Despite the advantages of TCI / TIVA, its widespread adoption has not yet been fully realised. One of the reasons for this is the universal requirement of TCI pumps for a (plasma or effect site) target concentration of propofol at induction. However for most anaesthetists and particularly those learning TCI / TIVA this is not the language with which they are most familiar. We have become fixated on the pharmacokinetics and lost sight of the pharmacodynamics. The language of dose, is of course their native language, and because a ‘translation’ is not immediately to hand (dose not being shown on the induction screen) anaesthetists resort to work arounds, e.g. seeing how far the plunger of the syringe has moved. A “pocket guide” – showing a real time administered dose – would be helpful, but of course changing the input language would be better still.
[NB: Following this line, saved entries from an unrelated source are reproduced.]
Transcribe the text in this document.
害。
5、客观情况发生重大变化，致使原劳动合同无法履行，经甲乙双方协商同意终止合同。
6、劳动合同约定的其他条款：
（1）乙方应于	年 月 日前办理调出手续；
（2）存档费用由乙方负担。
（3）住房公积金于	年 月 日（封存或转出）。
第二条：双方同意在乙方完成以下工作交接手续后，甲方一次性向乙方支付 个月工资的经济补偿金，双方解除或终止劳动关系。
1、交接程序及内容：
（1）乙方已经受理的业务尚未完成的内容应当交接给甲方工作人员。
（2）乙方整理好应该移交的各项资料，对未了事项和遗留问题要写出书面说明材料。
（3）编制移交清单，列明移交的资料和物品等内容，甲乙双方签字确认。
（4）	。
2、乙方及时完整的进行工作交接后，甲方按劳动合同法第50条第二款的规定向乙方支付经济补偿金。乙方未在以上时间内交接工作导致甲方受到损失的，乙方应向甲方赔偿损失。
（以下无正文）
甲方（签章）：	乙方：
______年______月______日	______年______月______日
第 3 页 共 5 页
Having the option to specify an actual dose (that could be added to), and then proceed seamlessly into a TCI mode (taking into account the initial dose) would represent the best of both worlds. Given that the main differences between the commercially available algorithms are seen during induction, it can now be argued that there is need for only one ! The anaesthetic world is a paradox of choice and protocol, we have choices over drugs, equipment and technique yet we know that limiting these choices improves safety – who would choose to have different anaesthetic machines across a suite of operating theatres or choose different techniques for a list of the same procedures? Selecting Schnider instead of Marsh by mistake results in a smaller peri-induction dose for the same target concentration, a difference that increases with increasing BMI. Let’s regain control of induction across the board by having an option to speak in the common language of dose, and then move to all the benefits of TCI for maintenance.